SANTA FE – American Federation of Teachers New Mexico President Stephanie Ly released the following statement:
“This morning, majority House Education members made the right call in rejecting House Bill 310, which sought to raise the Level I minimum teacher salary without an appropriation, and also contained an additional – and unfunded – $5 million to so-called recruitment initiatives, which do not adequately address New Mexico’s challenges in retaining our educators.
“While the idea of an extra $2,000 for beginning educators is important and appealing, the reality is this bill was crafted and presented without input or advice from legislators who are actually responsible for crafting our State’s budget. It is irresponsible to represent to the public, and most importantly to new teachers, that this proposed raise was anything other than an unfunded mandate.
“It was crafted as a sound bite, and in reality had little chance of actually being incorporated into the State budget.

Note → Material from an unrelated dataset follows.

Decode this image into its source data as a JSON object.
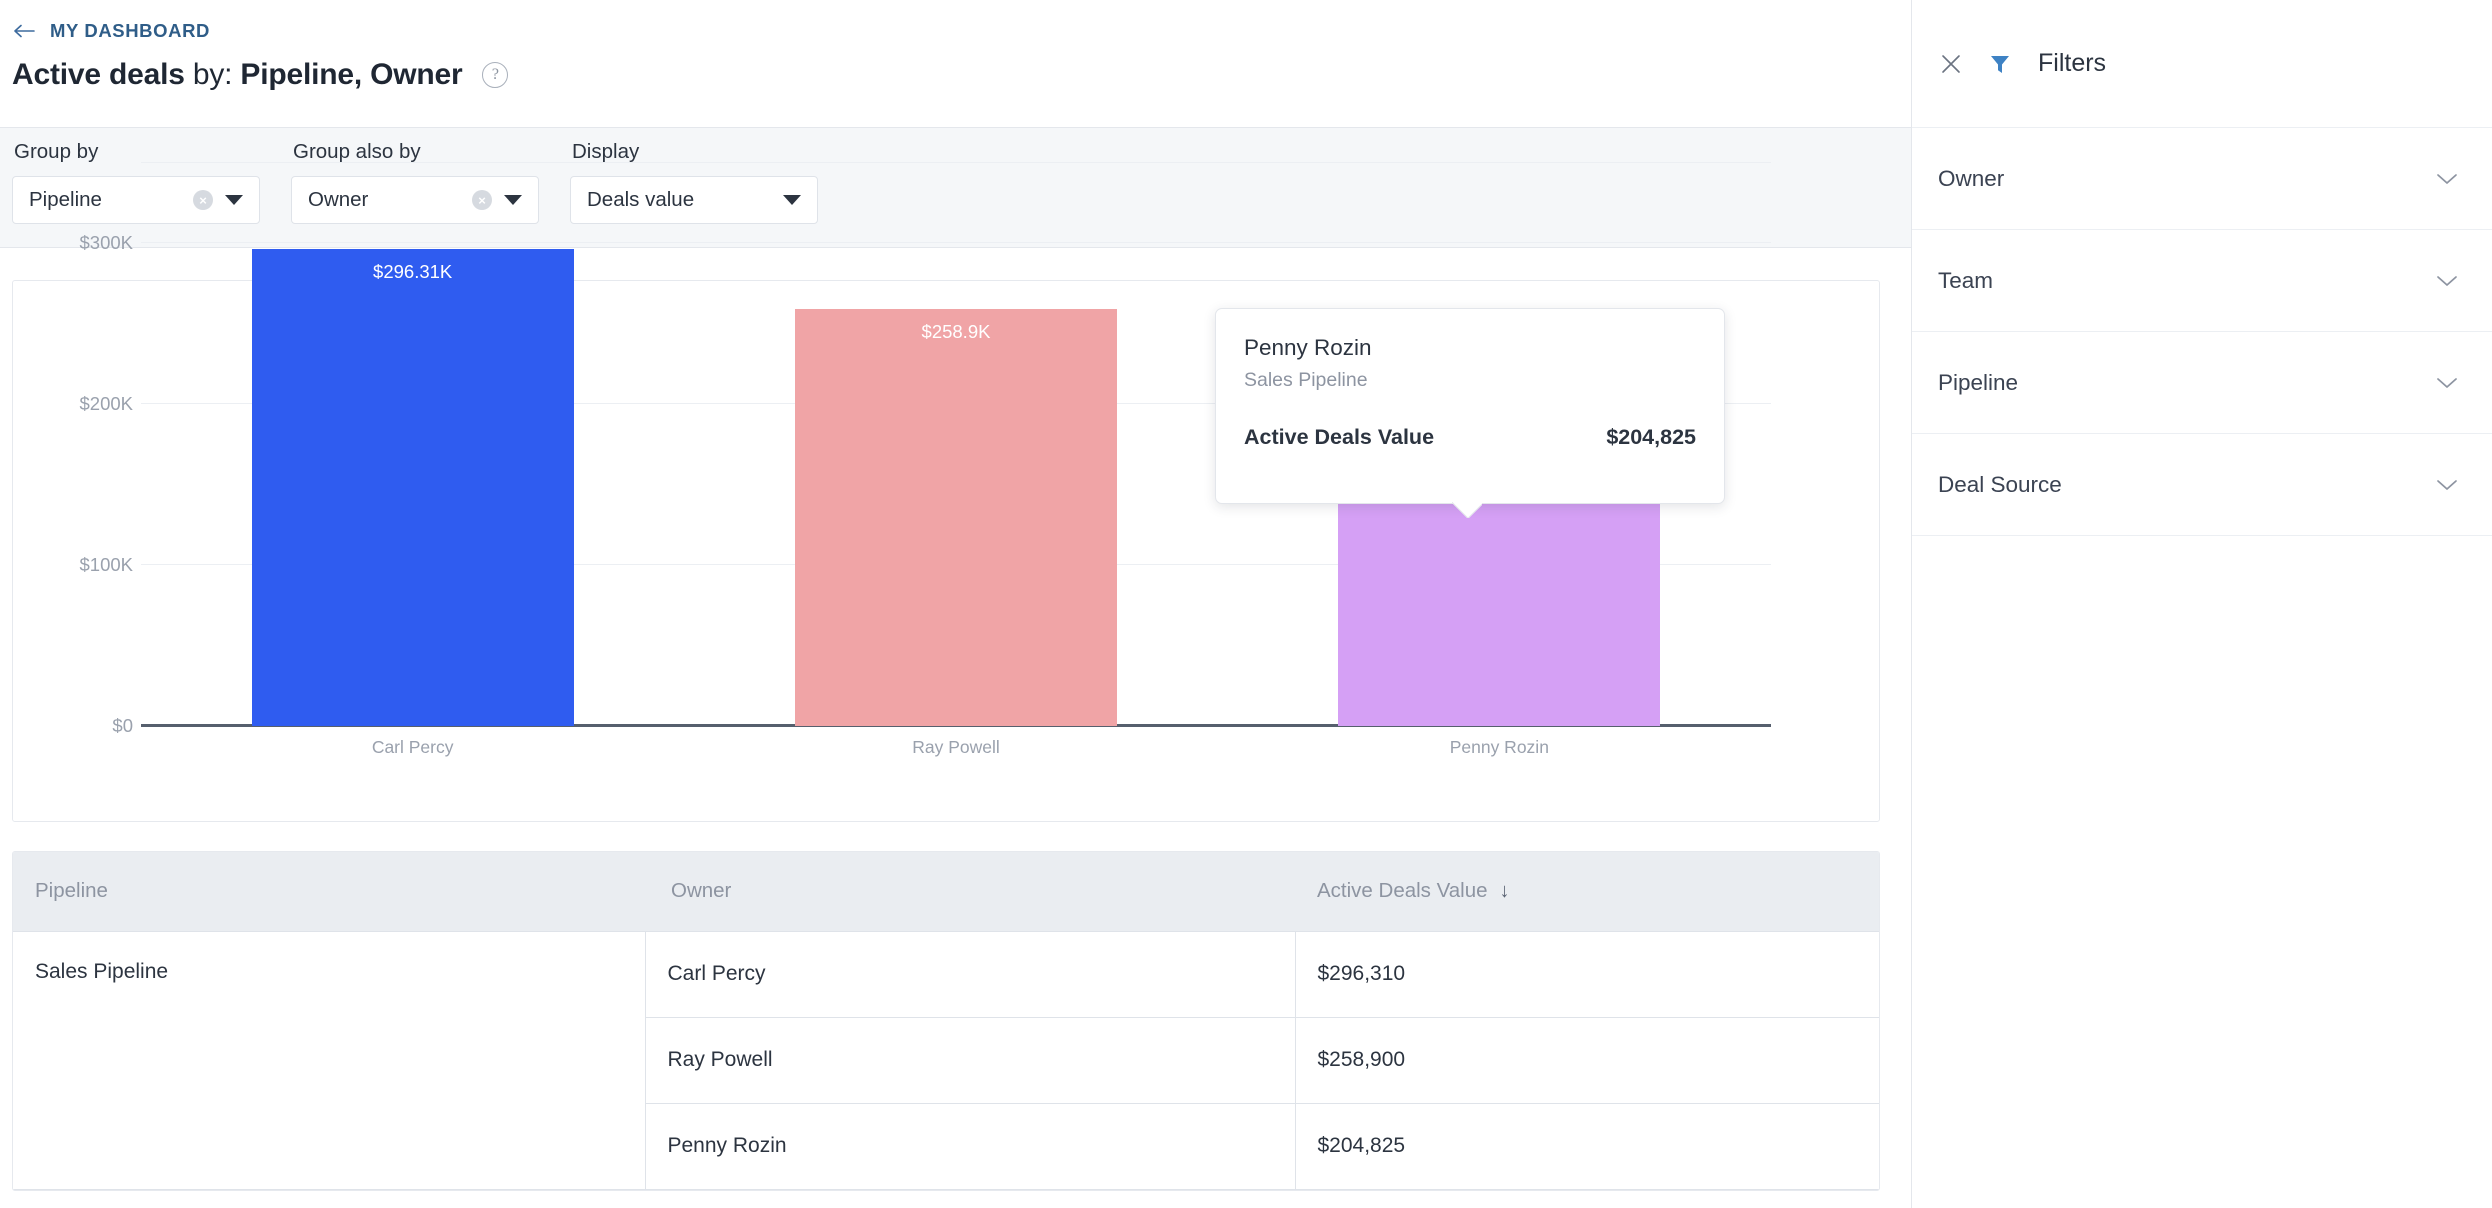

“While the bill’s sponsors claimed the measure would help attract educators into New Mexico schools, the reality is without corresponding supports to retain educators in our schools, recruitment bonuses and a small increase in starting pay is a false fix. During testimony, we vigorously advocated for more meaningful approaches to solving our current recruitment and retention problem by emphasizing the return of much needed funding to the State’s beginning teacher mentoring program, which is currently in law.

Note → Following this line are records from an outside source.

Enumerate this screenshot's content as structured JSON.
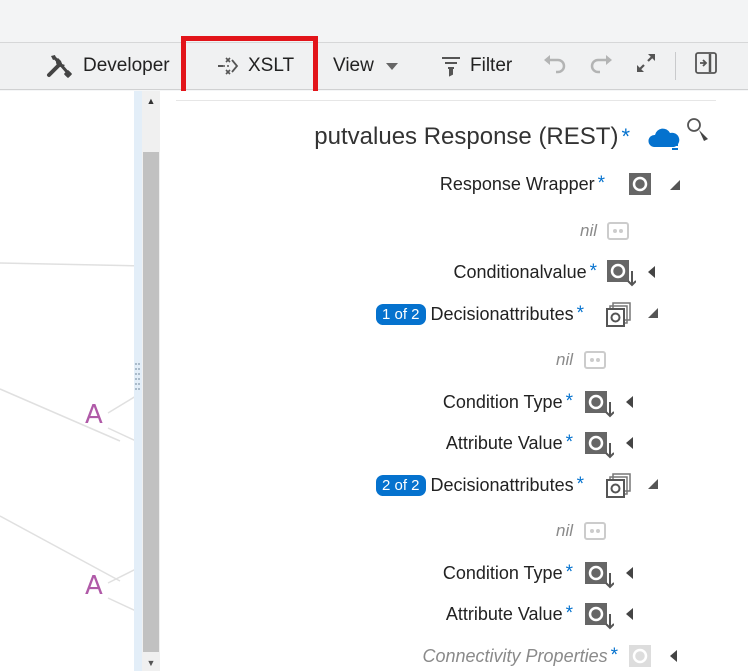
{
  "toolbar": {
    "developer": "Developer",
    "xslt": "XSLT",
    "view": "View",
    "filter": "Filter"
  },
  "tree": {
    "title": "putvalues Response (REST)",
    "rows": {
      "response_wrapper": "Response Wrapper",
      "nil": "nil",
      "conditionalvalue": "Conditionalvalue",
      "decisionattributes": "Decisionattributes",
      "condition_type": "Condition Type",
      "attribute_value": "Attribute Value",
      "connectivity_properties": "Connectivity Properties"
    },
    "required_mark": "*",
    "badges": [
      "1 of 2",
      "2 of 2"
    ]
  },
  "canvas": {
    "function_label": "A"
  },
  "icons": [
    "developer-tools-icon",
    "xslt-icon",
    "view-caret-icon",
    "filter-icon",
    "undo-icon",
    "redo-icon",
    "expand-icon",
    "panel-toggle-icon",
    "cloud-rest-icon",
    "search-icon",
    "element-node-icon",
    "nil-icon",
    "collection-node-icon"
  ],
  "colors": {
    "accent": "#0572ce",
    "highlight": "#e2141a",
    "function": "#b05aa8"
  }
}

“The truth is, teachers leave because of an overwhelming workload and an underwhelming amount of support and respect. The NM PED’s unfair teacher evaluation system is demoralizing, yet they testify in favor of more money for beginning teachers as if it excuses the entirety of their past anti-educator policies. Incentives to attract educators into the system, but absent efforts to support and retain those same educators, is like putting a tiny band-aide on a gaping wound and calling the patient cured.
“This bill was actually a move to marginalize and disrespect all the other employees in the system who are just as vital to students’ success; nurses, counselors, educational assistants, and transportation workers, to mention just a few. We cannot, in good conscience, advocate for deeply disproportionate raises for only certain educational employees.
“The bottom line is this – House Bill 310 was inferior to Senate Bill 119, which provides for educator raises at all levels, placing salary minimums of $36,000, $44,000 and $54,000 into statute for Levels I – III, and is currently fully funded in the proposed State budget. Legislators who truly support all educators should drop their political rhetoric and stop using our public educators as props to score cheap points in an election year.”